You know you want to. But do you REALLY want to? Smoking can be a tricky thing to really break up with. You know it’s bad for you and you know that you should, but until you make that decision that it’s really time, you won’t be successful. So make up your mind, read this article and make it happen.
In order to quit smoking successfully, ask for help from the people you see most. Having the support of family, friends, and co-workers can mean the difference between success and failure. Quitting any habit is difficult, especially one like smoking that is addictive. Make sure the people around you cheer you on and do not intentionally thwart your success.
If you’re trying to quit smoking, try chewing gum instead. Often times when you try to leave a bad habit behind, you must replace it with a more positive one. Chewing gum allows you to use your mouth and jaw in some of the same ways that smoking does. It is a healthy way to keep yourself busy while you’re working toward quitting.
Deal with nicotine withdrawal. Once you quit smoking, nicotine withdrawal can make you anxious, frustrated, or depressed. It’s all too easy to revert to your old habit. Nicotine replacement therapy can really help to relieve these symptoms. Whether it’s in the form of gum, a patch, or a lozenge, using one of these will probably double your chances of succeeding.

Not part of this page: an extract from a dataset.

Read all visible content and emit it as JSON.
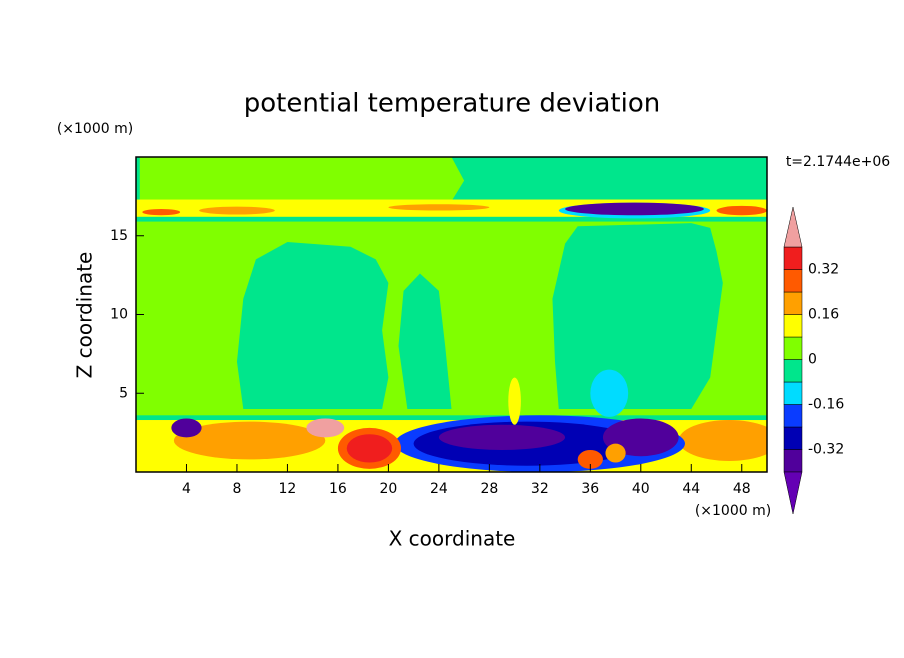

If you want to stop smoking, tell your loved ones about your plans. When you trust those around you with information like this, they can help keep you motivated, as well as keeping temptation at bay. They may give you the extra nudge that you require to keep you focused on your goals.
Don’t Go Cold Turkey
Do not quit cold turkey. It can be tempting to throw out your cigarettes and say, “I quit!” But cold turkey is not the way you want to go. Studies show that over ninety percent of people who try to quit smoking with no medication or therapy end up relapsing. The reason for this is because nicotine is addictive and your brain craves it. Without it, nicotine withdrawal symptoms set in.
Fortify your resolve to not give in, by creating a solid backup plan for when the cravings kick in, or the pressure adds up. You may find it helpful to work out during the most difficult part of the day, learn a new skill or hobby, or book massages on a regular schedule. When you’ve got downtime, distract yourself with friends, books and games, so you don’t think of smoking.
To cut back on smoking cravings, change the habits that once surrounded smoking. For example, if you always smoked on your breaks then see if you can get your breaks at a different time to make it harder to succumb to those cravings. Likewise, if you always had a cigarette with coffee then switch to a new caffeine fix like tea.
Now that you’ve decided it’s really time to get rid of this habit, you can use the information you just read here to make your attempts successful. You may not make it the first time, but if you keep on trying, one of these tips will be just what you needed.